И наконец с последним, самым отчаянным и протяжным воплем из всех, что она до этого издала, воплем, который, казалось, исторгся из глоток нераскаявшихся грешников, что проводят вечность в нижних пределах ада, Маделайн, натужась, опорожнила чрево – вытолкнула меня из него наружу, и я угодил на руки терпеливой Астел.

Дебют мой, что греха таить, был не слишком удачным.

Дело в том, что Строкеру, вероятно, показалось мало того, что он выгнал роженицу в конюшню, где стоял удушающий смрад, состоящий частично из запаха конского пота, а в основном же из аромата навоза. Трактирщик почувствовал потребность – в первые же минуты после того, как я родился, – разобраться, почему это столь примитивное устройство, как женщина, пытаясь вытолкнуть из себя нечто размером с грейпфрут сквозь отверстие размером с виноградину, устраивает по этому поводу такой отвратительный кошачий концерт. Дверь конюшни со скрипом отворилась, и удар грома, не иначе как для придания должной торжественности этой драме, возвестил о прибытии Строкера.

Мать моя ещё не вполне пришла в себя. Вся в поту, она хватала ртом воздух и была не в силах вымолвить ни слова. Астел баюкала меня, что-то ласково приговаривая. Она подняла глаза на Строкера и в полной уверенности, что он пришёл поздравить мою мать с благополучным разрешением, гордо сообщила:

– Мальчик!

– Ладно. Подрастёт, станет помогать по хозяйству. Как-нибудь... – Но тут взгляд его упал на меня, и он всплеснул толстыми руками. – Да оно ж хромоногое!

– Не оно, а он, – строго поправила его Астел, не оспаривая, однако, само определение, которое дал мне Строкер.

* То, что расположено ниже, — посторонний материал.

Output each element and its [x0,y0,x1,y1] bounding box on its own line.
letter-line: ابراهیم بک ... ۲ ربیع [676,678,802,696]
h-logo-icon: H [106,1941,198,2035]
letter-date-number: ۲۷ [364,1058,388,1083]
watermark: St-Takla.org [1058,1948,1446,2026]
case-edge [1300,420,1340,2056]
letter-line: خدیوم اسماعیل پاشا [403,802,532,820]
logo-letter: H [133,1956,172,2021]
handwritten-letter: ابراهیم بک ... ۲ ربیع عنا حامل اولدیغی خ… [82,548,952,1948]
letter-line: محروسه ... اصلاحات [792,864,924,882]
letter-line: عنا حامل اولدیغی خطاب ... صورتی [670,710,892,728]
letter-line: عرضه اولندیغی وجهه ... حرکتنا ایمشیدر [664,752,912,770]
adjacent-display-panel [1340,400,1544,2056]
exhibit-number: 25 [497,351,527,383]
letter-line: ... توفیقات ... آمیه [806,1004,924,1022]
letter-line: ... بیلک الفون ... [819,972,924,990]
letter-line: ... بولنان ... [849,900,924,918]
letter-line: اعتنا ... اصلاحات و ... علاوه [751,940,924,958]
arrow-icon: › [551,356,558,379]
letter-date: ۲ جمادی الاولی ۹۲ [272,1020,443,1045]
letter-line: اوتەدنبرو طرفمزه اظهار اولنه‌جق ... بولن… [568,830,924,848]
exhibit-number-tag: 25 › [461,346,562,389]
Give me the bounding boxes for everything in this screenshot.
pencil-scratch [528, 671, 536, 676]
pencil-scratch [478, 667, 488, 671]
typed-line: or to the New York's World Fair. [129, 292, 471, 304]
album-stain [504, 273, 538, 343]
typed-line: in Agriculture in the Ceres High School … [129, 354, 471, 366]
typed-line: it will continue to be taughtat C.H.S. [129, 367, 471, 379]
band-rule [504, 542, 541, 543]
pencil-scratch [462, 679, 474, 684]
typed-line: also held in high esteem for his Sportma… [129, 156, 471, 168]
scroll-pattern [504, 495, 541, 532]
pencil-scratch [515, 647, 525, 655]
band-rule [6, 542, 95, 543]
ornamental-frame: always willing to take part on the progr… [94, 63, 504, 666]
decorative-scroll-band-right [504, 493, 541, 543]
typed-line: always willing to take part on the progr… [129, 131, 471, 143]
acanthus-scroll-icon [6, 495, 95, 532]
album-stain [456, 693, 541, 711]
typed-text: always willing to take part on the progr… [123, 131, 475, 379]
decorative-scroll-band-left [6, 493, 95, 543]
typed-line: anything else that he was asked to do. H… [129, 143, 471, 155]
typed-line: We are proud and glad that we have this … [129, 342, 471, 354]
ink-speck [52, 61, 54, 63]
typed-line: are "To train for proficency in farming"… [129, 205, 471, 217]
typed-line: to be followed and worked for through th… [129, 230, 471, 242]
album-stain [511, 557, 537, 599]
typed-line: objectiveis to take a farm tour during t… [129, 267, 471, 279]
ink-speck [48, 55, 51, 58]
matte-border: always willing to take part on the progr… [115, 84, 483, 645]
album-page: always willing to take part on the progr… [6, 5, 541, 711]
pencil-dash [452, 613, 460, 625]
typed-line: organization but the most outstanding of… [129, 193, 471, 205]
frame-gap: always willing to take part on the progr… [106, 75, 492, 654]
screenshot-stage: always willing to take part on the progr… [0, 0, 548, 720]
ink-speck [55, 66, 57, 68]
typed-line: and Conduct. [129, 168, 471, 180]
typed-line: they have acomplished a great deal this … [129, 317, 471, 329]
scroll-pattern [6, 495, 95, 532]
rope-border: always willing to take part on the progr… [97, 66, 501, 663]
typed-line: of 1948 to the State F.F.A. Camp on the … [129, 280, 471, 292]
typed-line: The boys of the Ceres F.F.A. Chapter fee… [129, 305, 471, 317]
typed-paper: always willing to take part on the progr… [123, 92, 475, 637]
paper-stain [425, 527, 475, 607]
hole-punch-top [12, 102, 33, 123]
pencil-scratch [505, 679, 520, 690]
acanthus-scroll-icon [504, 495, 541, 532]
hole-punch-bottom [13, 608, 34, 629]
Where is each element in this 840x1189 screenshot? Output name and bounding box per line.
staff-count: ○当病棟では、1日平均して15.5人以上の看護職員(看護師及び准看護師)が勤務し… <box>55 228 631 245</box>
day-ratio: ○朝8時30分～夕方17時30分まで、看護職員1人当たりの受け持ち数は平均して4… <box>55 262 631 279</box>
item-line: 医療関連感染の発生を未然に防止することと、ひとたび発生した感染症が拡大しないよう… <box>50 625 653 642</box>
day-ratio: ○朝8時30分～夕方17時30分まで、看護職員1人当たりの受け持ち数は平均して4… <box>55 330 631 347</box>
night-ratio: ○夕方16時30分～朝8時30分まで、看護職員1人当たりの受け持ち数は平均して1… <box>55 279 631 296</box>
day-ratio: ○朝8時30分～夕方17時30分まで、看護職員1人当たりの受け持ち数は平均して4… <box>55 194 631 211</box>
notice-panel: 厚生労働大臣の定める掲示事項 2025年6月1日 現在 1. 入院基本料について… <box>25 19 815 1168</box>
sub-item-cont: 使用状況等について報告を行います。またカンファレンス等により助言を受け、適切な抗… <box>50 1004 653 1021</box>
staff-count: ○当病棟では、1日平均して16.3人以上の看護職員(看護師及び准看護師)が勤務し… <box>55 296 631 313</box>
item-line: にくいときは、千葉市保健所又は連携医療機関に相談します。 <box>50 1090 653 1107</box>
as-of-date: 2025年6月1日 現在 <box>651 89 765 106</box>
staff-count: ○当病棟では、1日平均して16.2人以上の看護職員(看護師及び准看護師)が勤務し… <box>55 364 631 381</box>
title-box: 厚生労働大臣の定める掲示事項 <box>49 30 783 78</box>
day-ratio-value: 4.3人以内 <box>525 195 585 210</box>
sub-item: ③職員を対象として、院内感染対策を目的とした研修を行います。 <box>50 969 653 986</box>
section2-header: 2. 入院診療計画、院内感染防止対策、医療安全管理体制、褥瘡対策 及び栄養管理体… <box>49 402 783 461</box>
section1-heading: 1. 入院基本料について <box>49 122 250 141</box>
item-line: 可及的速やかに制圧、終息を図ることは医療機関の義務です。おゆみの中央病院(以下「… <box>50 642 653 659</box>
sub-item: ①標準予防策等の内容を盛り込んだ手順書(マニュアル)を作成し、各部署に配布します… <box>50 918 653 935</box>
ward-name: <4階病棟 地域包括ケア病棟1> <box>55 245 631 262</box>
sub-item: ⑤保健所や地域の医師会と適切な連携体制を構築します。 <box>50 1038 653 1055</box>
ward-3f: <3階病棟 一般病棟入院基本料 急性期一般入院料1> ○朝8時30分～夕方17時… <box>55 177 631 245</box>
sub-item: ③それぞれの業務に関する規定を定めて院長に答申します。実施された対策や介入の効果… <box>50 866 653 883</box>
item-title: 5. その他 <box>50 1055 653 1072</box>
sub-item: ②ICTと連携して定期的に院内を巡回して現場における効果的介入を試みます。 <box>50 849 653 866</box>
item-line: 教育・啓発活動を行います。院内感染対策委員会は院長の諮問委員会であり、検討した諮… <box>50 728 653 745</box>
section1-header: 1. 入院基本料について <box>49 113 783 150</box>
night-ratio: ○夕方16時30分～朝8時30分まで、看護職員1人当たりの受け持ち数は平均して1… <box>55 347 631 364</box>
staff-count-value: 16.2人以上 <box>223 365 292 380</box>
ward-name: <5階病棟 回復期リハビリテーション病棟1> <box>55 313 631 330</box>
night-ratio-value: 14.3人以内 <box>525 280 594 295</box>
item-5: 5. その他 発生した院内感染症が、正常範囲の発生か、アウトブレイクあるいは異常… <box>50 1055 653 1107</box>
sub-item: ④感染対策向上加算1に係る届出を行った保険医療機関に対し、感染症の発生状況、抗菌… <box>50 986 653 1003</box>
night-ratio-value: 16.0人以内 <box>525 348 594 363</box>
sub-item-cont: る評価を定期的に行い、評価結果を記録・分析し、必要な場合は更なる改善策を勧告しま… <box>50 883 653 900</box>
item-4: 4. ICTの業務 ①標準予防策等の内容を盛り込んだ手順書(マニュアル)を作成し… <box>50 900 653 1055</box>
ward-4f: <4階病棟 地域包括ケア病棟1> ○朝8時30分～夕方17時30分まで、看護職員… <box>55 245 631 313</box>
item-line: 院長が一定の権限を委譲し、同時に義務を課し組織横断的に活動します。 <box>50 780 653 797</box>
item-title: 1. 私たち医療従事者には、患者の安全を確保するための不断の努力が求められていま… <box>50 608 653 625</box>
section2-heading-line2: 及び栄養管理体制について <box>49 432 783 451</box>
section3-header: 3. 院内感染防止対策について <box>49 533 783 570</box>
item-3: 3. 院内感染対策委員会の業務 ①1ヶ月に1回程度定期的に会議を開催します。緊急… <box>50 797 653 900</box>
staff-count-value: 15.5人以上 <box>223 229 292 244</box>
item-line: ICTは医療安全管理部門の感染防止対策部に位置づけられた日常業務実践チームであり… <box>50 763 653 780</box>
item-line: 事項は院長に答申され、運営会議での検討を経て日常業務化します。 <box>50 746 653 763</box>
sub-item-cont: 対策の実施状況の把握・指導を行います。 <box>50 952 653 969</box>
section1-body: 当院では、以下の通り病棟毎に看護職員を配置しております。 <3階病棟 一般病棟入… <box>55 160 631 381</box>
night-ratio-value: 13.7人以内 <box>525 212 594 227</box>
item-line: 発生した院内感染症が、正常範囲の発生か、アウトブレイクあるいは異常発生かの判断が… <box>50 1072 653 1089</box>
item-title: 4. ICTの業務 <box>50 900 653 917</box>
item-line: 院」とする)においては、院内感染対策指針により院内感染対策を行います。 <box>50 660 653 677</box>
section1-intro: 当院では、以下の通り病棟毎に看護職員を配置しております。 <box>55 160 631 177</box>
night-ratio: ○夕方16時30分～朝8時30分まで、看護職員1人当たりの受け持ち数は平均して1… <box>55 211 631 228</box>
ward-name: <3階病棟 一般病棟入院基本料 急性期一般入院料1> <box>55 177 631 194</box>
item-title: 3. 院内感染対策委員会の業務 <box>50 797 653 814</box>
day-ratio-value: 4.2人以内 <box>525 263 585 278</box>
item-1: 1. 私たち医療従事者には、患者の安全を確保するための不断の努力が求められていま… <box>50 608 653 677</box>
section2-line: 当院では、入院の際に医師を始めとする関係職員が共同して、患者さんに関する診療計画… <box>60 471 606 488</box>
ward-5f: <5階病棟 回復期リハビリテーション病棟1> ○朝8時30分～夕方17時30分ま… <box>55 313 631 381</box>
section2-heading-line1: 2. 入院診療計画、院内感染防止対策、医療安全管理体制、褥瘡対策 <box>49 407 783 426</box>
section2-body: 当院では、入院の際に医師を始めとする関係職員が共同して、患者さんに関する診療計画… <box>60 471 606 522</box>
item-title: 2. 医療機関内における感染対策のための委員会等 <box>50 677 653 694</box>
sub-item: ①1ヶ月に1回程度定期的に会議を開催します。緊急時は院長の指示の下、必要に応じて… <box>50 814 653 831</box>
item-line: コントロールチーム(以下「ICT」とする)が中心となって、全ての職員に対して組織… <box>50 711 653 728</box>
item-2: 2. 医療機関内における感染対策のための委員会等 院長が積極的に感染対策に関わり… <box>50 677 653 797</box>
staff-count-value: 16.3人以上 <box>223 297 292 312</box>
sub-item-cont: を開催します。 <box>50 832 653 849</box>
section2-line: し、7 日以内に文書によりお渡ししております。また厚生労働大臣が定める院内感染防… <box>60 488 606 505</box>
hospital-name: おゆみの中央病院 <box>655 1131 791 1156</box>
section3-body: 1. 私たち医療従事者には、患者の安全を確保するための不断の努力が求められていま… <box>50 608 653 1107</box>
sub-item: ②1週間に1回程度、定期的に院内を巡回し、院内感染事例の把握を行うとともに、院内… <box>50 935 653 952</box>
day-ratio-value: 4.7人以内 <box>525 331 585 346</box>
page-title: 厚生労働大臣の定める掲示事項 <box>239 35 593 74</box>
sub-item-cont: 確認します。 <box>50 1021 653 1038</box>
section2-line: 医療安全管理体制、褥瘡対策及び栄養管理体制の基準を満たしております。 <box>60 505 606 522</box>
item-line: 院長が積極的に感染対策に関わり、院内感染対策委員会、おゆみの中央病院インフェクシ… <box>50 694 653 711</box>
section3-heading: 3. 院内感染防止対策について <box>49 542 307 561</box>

– Да вы только на него поглядите! – кипятился Строкер, тыча в меня пальцем. – Нога-то, правая нога у него сухая и вывихнутая! Он калека, и не то что работать, ходить никогда не научится! Да вдобавок ещё и недомерок! Карлик, как есть карлик, чёрт его раздери! И мяса на нём нет вовсе, одни кости да кожа! Да его убьёт первый же сквозняк!